Pour ce qui est du retour des Chagossiens sur l’archipel, SAJ a réitéré à Peter Hayes que cela ne peut se faire « sans que Maurice ne soit impliqué et d’accord ». Et que l’exercice de consultation menée auprès des Chagossiens est « en violation des droits humains les plus élémentaires des citoyens mauriciens d’origine chagossienne ».

Le gouvernement mauricien n’est pas opposé à ce que Diego Garcia continue à servir de base militaire aux Américains, avance SAJ. Il est même prêt à accordé un « bail de 60 ans » aux States, contre le paiement d’un loyer. Tant que l’archipel est retourné à Maurice. Le pays a d’ailleurs demandé à la Grande-Bretagne d’inviter les Américains à participer à des discussions trilatérales. La Grande-Bretagne n’accepte toutefois pas que Maurice soit consultée ou prenne part aux négociations avec les Etats-Unis sur l’utilisation des Chagos à des fins de défense.

« J’ai requis que l’archipel des Chagos soit retourné à Maurice à une date précise et proposé qu’entre-temps, la cogestion pourrait être considérée », a encore indiqué SAJ. Si à fin juin 2016, la Grande-Bretagne n’a pas répondu, le Premier ministre compte évoquer la souveraineté des Chagos à l’assemblée générale des Nations unies, prévue en septembre prochain.
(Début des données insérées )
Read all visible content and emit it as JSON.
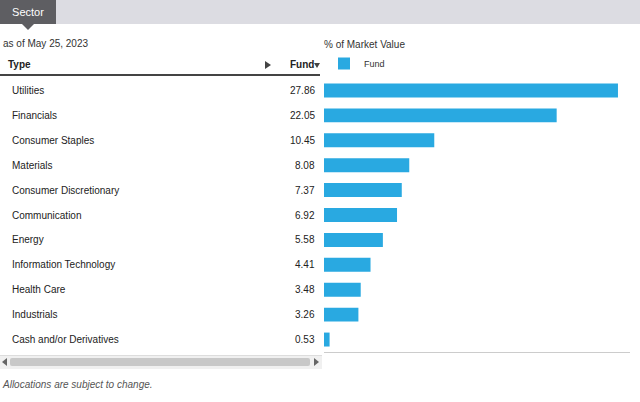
{
  "chart_data": {
    "type": "bar",
    "orientation": "horizontal",
    "title": "Sector",
    "subtitle": "as of May 25, 2023",
    "x_label": "% of Market Value",
    "column_headers": [
      "Type",
      "Fund"
    ],
    "footnote": "Allocations are subject to change.",
    "categories": [
      "Utilities",
      "Financials",
      "Consumer Staples",
      "Materials",
      "Consumer Discretionary",
      "Communication",
      "Energy",
      "Information Technology",
      "Health Care",
      "Industrials",
      "Cash and/or Derivatives"
    ],
    "series": [
      {
        "name": "Fund",
        "color": "#29a9e1",
        "values": [
          27.86,
          22.05,
          10.45,
          8.08,
          7.37,
          6.92,
          5.58,
          4.41,
          3.48,
          3.26,
          0.53
        ]
      }
    ],
    "xlim": [
      0,
      29
    ],
    "data_labels": true,
    "tick_labels": false,
    "legend": "top-left",
    "grid": false
  }
}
Paul Bérenger a fait remarquer que si l’on en vient à affronter la Grande-Bretagne en Cour, Maurice n’aura qu’un « avis consultatif » du Tribunal, et que ceux-ci ne garantissent en aucun cas  la victoire. Certes, a répondu le Premier ministre. Mais cet avis peut avoir un « effet moral », et servira Maurice sur toutes les plateformes possibles. Les Etats-Unis et la Grande-Bretagne s’érigent en « défenseurs de la liberté », fait remarquer SAJ, « mais il me semble que de par leur attitude, leur philosophie est : ‘might is right ‘. » Soit, la force prime sur le droit.

En ce qu’il s’agit de Tromelin, SAJ a indiqué que la France compte ratifier l’accord de 2010 sur la cogestion.
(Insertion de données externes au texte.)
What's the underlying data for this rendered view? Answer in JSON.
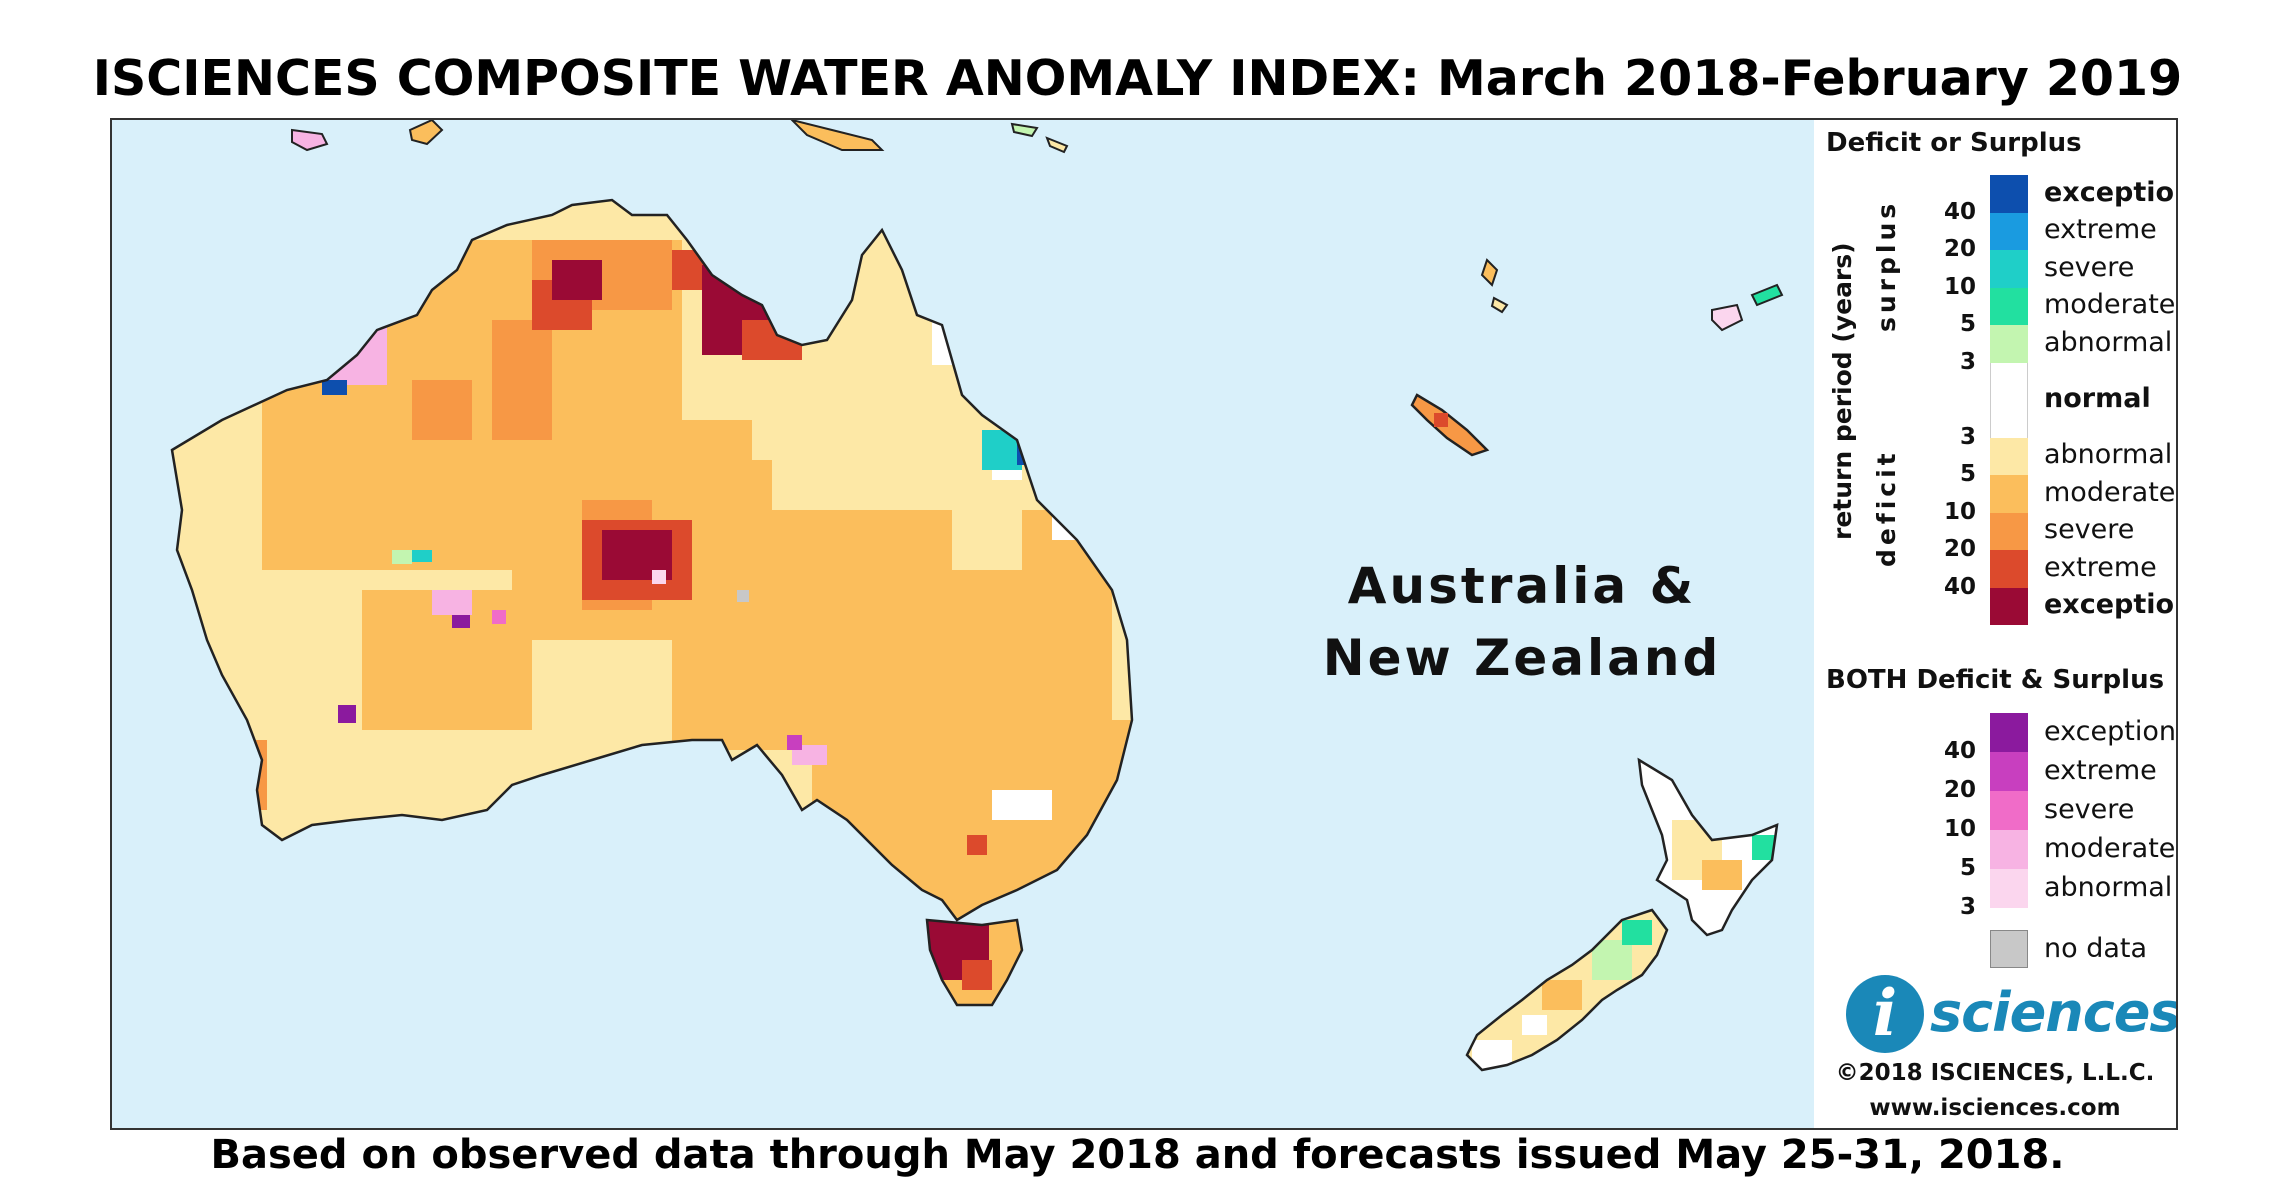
{
  "title": "ISCIENCES COMPOSITE WATER ANOMALY INDEX: March 2018-February 2019",
  "footer": "Based on observed data through May 2018 and forecasts issued May 25-31, 2018.",
  "map": {
    "region_label_line1": "Australia &",
    "region_label_line2": "New Zealand",
    "colors": {
      "ocean": "#d9f0fa",
      "land_abnormal_deficit": "#fde8a6",
      "land_moderate_deficit": "#fbbe5c",
      "land_severe_deficit": "#f79845",
      "land_extreme_deficit": "#dc4a2c",
      "land_exceptional_deficit": "#9a0a35",
      "coast": "#222222"
    }
  },
  "legend": {
    "deficit_surplus_title": "Deficit or Surplus",
    "axis_label": "return period (years)",
    "surplus_label": "surplus",
    "deficit_label": "deficit",
    "surplus_items": [
      {
        "label": "exceptional",
        "color": "#0d4fae",
        "bold": true
      },
      {
        "label": "extreme",
        "color": "#1a9be0",
        "bold": false
      },
      {
        "label": "severe",
        "color": "#1fcfc8",
        "bold": false
      },
      {
        "label": "moderate",
        "color": "#22e0a0",
        "bold": false
      },
      {
        "label": "abnormal",
        "color": "#c3f5b0",
        "bold": false
      }
    ],
    "normal_item": {
      "label": "normal",
      "color": "#ffffff",
      "bold": true
    },
    "deficit_items": [
      {
        "label": "abnormal",
        "color": "#fde8a6",
        "bold": false
      },
      {
        "label": "moderate",
        "color": "#fbbe5c",
        "bold": false
      },
      {
        "label": "severe",
        "color": "#f79845",
        "bold": false
      },
      {
        "label": "extreme",
        "color": "#dc4a2c",
        "bold": false
      },
      {
        "label": "exceptional",
        "color": "#9a0a35",
        "bold": true
      }
    ],
    "surplus_ticks": [
      "40",
      "20",
      "10",
      "5",
      "3"
    ],
    "deficit_ticks": [
      "3",
      "5",
      "10",
      "20",
      "40"
    ],
    "both_title": "BOTH Deficit & Surplus",
    "both_items": [
      {
        "label": "exceptional",
        "color": "#8b1a9e"
      },
      {
        "label": "extreme",
        "color": "#c83fbf"
      },
      {
        "label": "severe",
        "color": "#f06cc8"
      },
      {
        "label": "moderate",
        "color": "#f7b3e3"
      },
      {
        "label": "abnormal",
        "color": "#fbd6ee"
      }
    ],
    "both_ticks": [
      "40",
      "20",
      "10",
      "5",
      "3"
    ],
    "no_data": {
      "label": "no data",
      "color": "#c8c8c8"
    },
    "logo_letter": "i",
    "logo_text": "sciences",
    "copyright": "©2018 ISCIENCES, L.L.C.",
    "website": "www.isciences.com"
  }
}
Mise à jour [19 mai, 13h16] : Le Haut-commissariat britannique a réagi aux propos de sir Anerood Jugnauth, le mercredi 18 mai, dans une courte déclaration. Il confirme qu’une délégation est venue à Maurice, la semaine dernière, pour poursuivre les discussions en vue de la mise en œuvre de la décision du Tribunal international du droit de la mer.
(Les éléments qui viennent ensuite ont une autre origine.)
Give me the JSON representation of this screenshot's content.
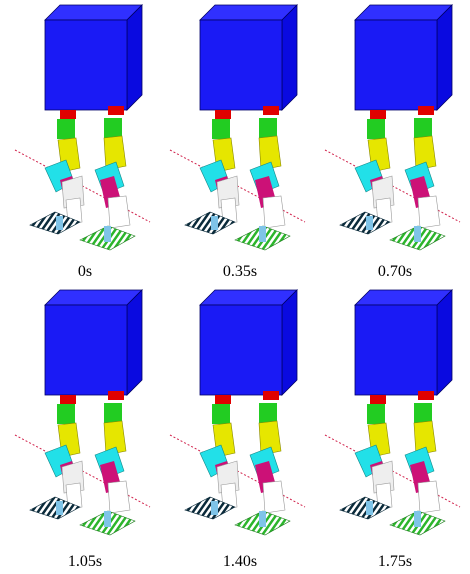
{
  "captions": [
    "0s",
    "0.35s",
    "0.70s",
    "1.05s",
    "1.40s",
    "1.75s"
  ]
}
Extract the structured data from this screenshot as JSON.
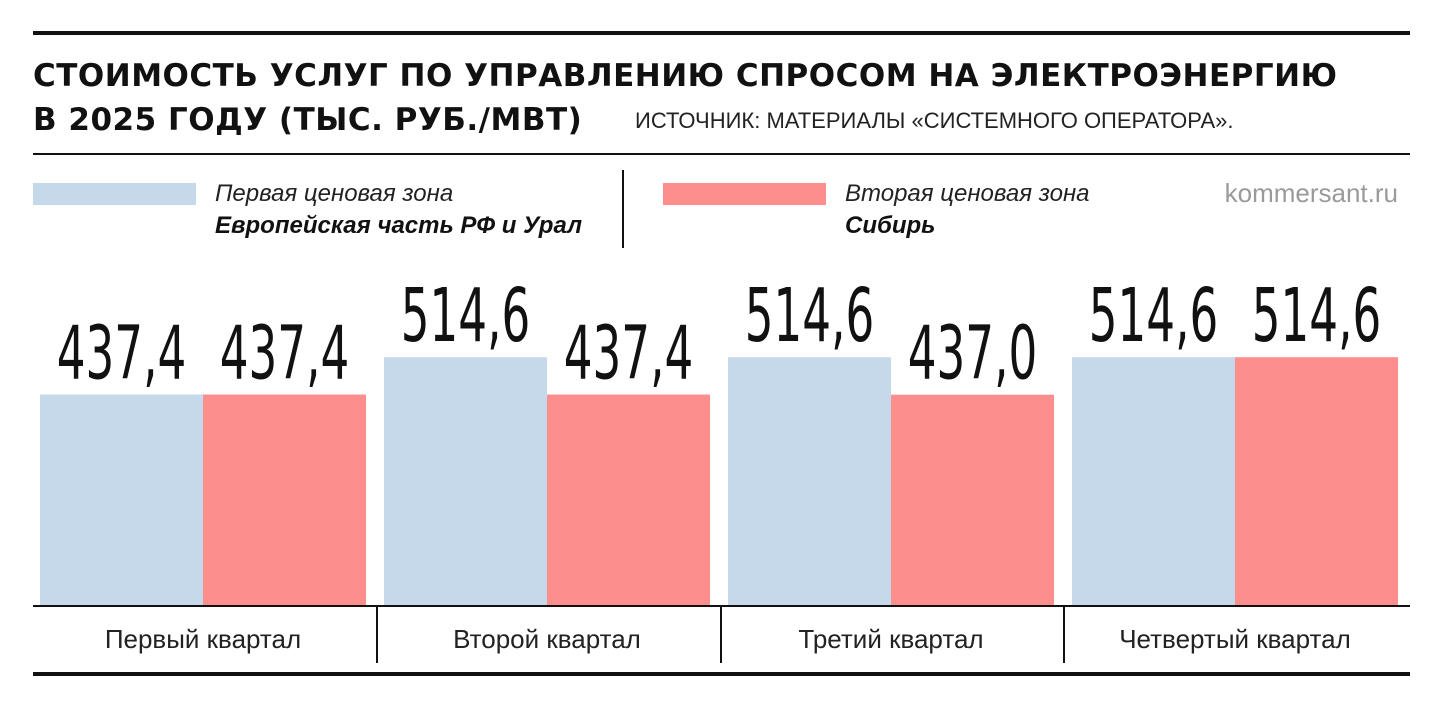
{
  "title_lines": [
    "СТОИМОСТЬ УСЛУГ ПО УПРАВЛЕНИЮ СПРОСОМ НА ЭЛЕКТРОЭНЕРГИЮ",
    "В 2025 ГОДУ (ТЫС. РУБ./МВТ)"
  ],
  "source": "ИСТОЧНИК: МАТЕРИАЛЫ «СИСТЕМНОГО ОПЕРАТОРА».",
  "site": "kommersant.ru",
  "legend": [
    {
      "label": "Первая ценовая зона",
      "sub": "Европейская часть РФ и Урал",
      "color": "#c5d9ea"
    },
    {
      "label": "Вторая ценовая зона",
      "sub": "Сибирь",
      "color": "#fd8e8e"
    }
  ],
  "chart_data": {
    "type": "bar",
    "title": "СТОИМОСТЬ УСЛУГ ПО УПРАВЛЕНИЮ СПРОСОМ НА ЭЛЕКТРОЭНЕРГИЮ В 2025 ГОДУ (ТЫС. РУБ./МВТ)",
    "categories": [
      "Первый квартал",
      "Второй квартал",
      "Третий квартал",
      "Четвертый квартал"
    ],
    "series": [
      {
        "name": "Первая ценовая зона",
        "values": [
          437.4,
          514.6,
          514.6,
          514.6
        ],
        "labels": [
          "437,4",
          "514,6",
          "514,6",
          "514,6"
        ],
        "color": "#c5d9ea"
      },
      {
        "name": "Вторая ценовая зона",
        "values": [
          437.4,
          437.4,
          437.0,
          514.6
        ],
        "labels": [
          "437,4",
          "437,4",
          "437,0",
          "514,6"
        ],
        "color": "#fd8e8e"
      }
    ],
    "xlabel": "",
    "ylabel": "",
    "ylim": [
      0,
      600
    ],
    "grid": false,
    "legend_position": "top"
  }
}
Celui-ci avait notamment statué que les droits de pêche mais aussi ceux en rapport aux ressources minières et pétrolières de Maurice doivent être respectés.

Il a été convenu entre les deux parties, indique le Haut-commissariat en réaffirmant son engagement, que ces discussions sont « sans préjudice quant à la position de l’une ou de l’autre sur la question de la souveraineté ». Ce qu’avait également indiqué SAJ au Parlement.